Sheet metal nibbling
Sheet metal nibbling is a technique that involves punching out holes so they overlap. The combination of overlapping holes can be used to produce all types of cutouts and contours. Sheet metal nibbling is used to produce any kind of irregular contours or shapes with large radii.
Eccentric presses were employed for punching holes. Sheet contours were processed by stamping machines. By equipping these with sheet metal nibbling tools, the nibbling machine was born.
The marks made by the individual strokes of the machine remain visible on the nibbled edge. Moving your finger along the edge, you can feel the uneven surface. The more that holes overlap, the smoother the edge is. A greater degree of overlap, however, also means that more hits have to be executed by the punch press.
SHEET METAL SLOTTING
Sheet metal nibbling is not used to produce straight edges, especially visible ones. Instead, slotting is the preferred method for this work. Slotting produces an edge that is finer than a nibbled edge and just as smooth as a laser-cut edge. The punch for slotting has a long, narrow, rectangular shape with a beveled cutting surface.

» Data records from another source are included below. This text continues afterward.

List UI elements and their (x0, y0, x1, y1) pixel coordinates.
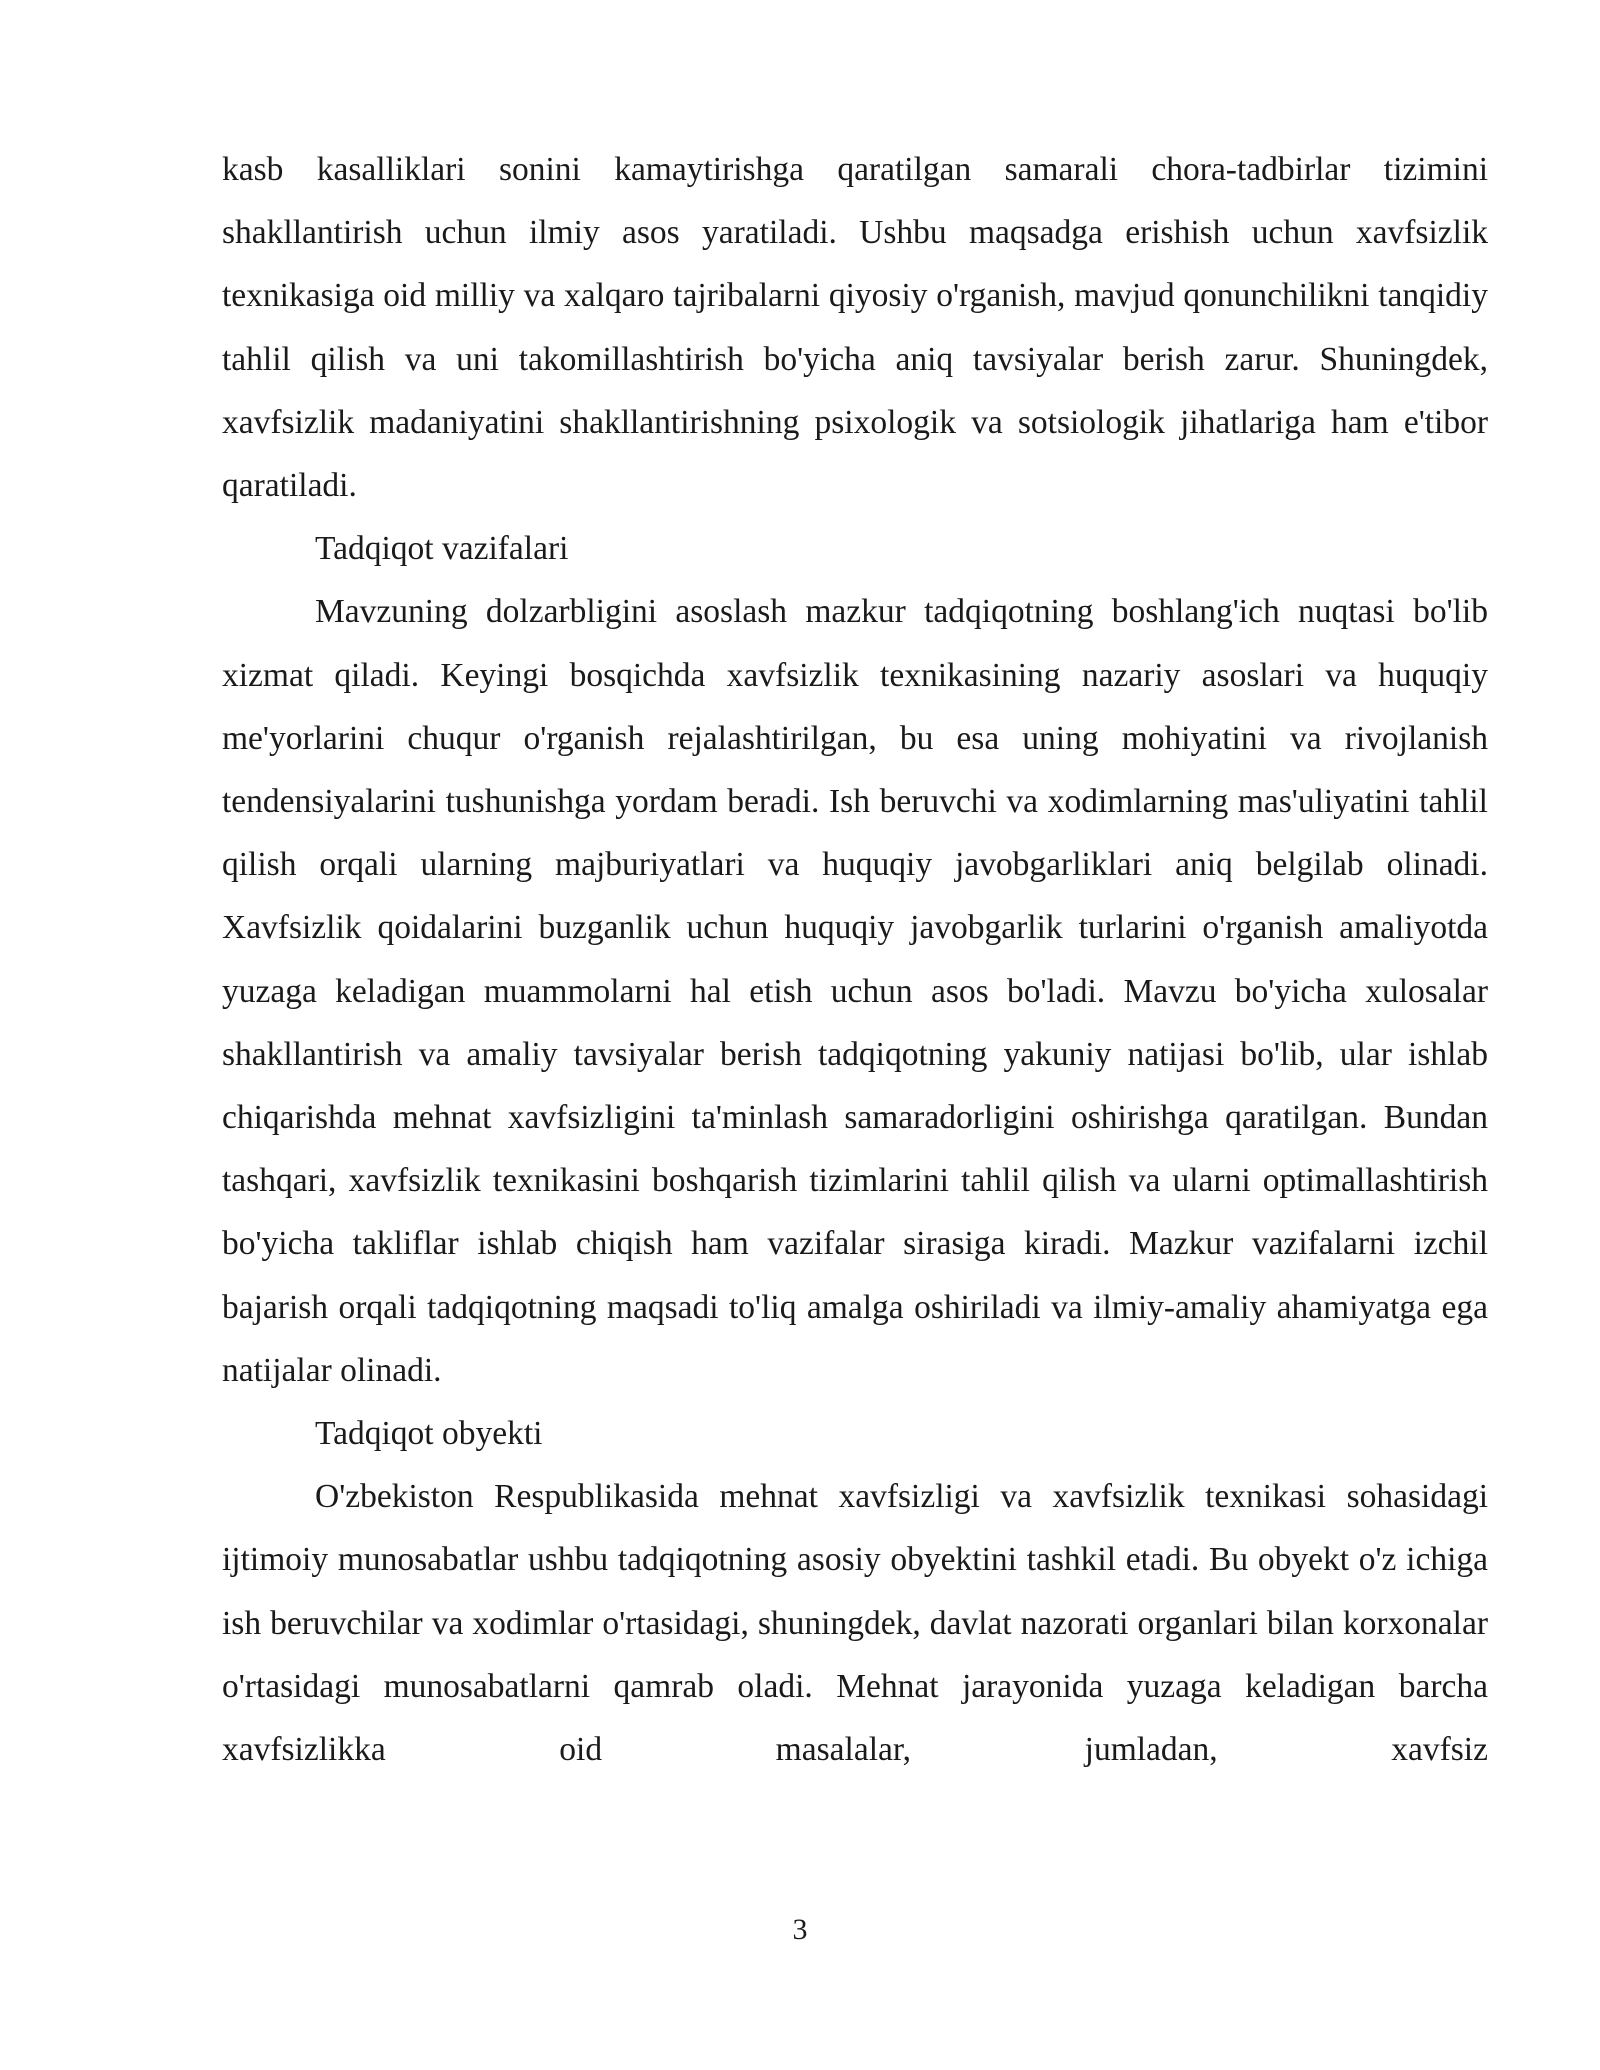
paragraph-continuation: kasb kasalliklari sonini kamaytirishga qaratilgan samarali chora-tadbirlar tizimini shakllantirish uchun ilmiy asos yaratiladi. Ushbu maqsadga erishish uchun xavfsizlik texnikasiga oid milliy va xalqaro tajribalarni qiyosiy o'rganish, mavjud qonunchilikni tanqidiy tahlil qilish va uni takomillashtirish bo'yicha aniq tavsiyalar berish zarur. Shuningdek, xavfsizlik madaniyatini shakllantirishning psixologik va sotsiologik jihatlariga ham e'tibor qaratiladi. (222, 151, 1488, 505)
paragraph-tasks: Mavzuning dolzarbligini asoslash mazkur tadqiqotning boshlang'ich nuqtasi bo'lib xizmat qiladi. Keyingi bosqichda xavfsizlik texnikasining nazariy asoslari va huquqiy me'yorlarini chuqur o'rganish rejalashtirilgan, bu esa uning mohiyatini va rivojlanish tendensiyalarini tushunishga yordam beradi. Ish beruvchi va xodimlarning mas'uliyatini tahlil qilish orqali ularning majburiyatlari va huquqiy javobgarliklari aniq belgilab olinadi. Xavfsizlik qoidalarini buzganlik uchun huquqiy javobgarlik turlarini o'rganish amaliyotda yuzaga keladigan muammolarni hal etish uchun asos bo'ladi. Mavzu bo'yicha xulosalar shakllantirish va amaliy tavsiyalar berish tadqiqotning yakuniy natijasi bo'lib, ular ishlab chiqarishda mehnat xavfsizligini ta'minlash samaradorligini oshirishga qaratilgan. Bundan tashqari, xavfsizlik texnikasini boshqarish tizimlarini tahlil qilish va ularni optimallashtirish bo'yicha takliflar ishlab chiqish ham vazifalar sirasiga kiradi. Mazkur vazifalarni izchil bajarish orqali tadqiqotning maqsadi to'liq amalga oshiriladi va ilmiy-amaliy ahamiyatga ega natijalar olinadi. (222, 593, 1488, 1389)
section-heading-tasks: Tadqiqot vazifalari (315, 530, 569, 568)
paragraph-object: O'zbekiston Respublikasida mehnat xavfsizligi va xavfsizlik texnikasi sohasidagi ijtimoiy munosabatlar ushbu tadqiqotning asosiy obyektini tashkil etadi. Bu obyekt o'z ichiga ish beruvchilar va xodimlar o'rtasidagi, shuningdek, davlat nazorati organlari bilan korxonalar o'rtasidagi munosabatlarni qamrab oladi. Mehnat jarayonida yuzaga keladigan barcha xavfsizlikka oid masalalar, jumladan, xavfsiz (222, 1478, 1488, 1769)
page-content (222, 138, 1488, 1781)
section-heading-object: Tadqiqot obyekti (315, 1415, 543, 1453)
page-number: 3 (792, 1913, 808, 1946)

At sheet metal slotting, the punch strikes the sheet and returns to the top of the stroke without cutting the scrap off. The second hit is being executed slightly offset from first, third offset from second and so on. This way, continuous cut is made. A large portion of the punched edge is actually cut, and there are none of the grooves, typical for nibbling, marking the beginning of a hit. Instead of punching out separate slugs, the machine cuts a continuous strip. The strip gradually curls up as we carry on cutting and is separated from the sheet with last punch.
However, the long, continuous strip created during the cutting process has one problem: it limits both the length of the cut and the sheet thickness.
SHEET METAL MULTISHEARING
In order to avoid this limitations, a new cutting method – multishearing – was developed. In this technique, first step is very same as at sheet metal slotting. But the second stroke of shearing is also used to separate the strip from the metal sheet. Hence, small portion of the strip is always left to ensure smooth, continuous cut. Slotting and multishear techniques give us a higher-quality cuts and edges as sheet metal nibbling itself, but both techniques have their own limitations as well. Both methods can be used only for straight contours. On the other hand, techniques are particularly well suited for parts sharing a common cut.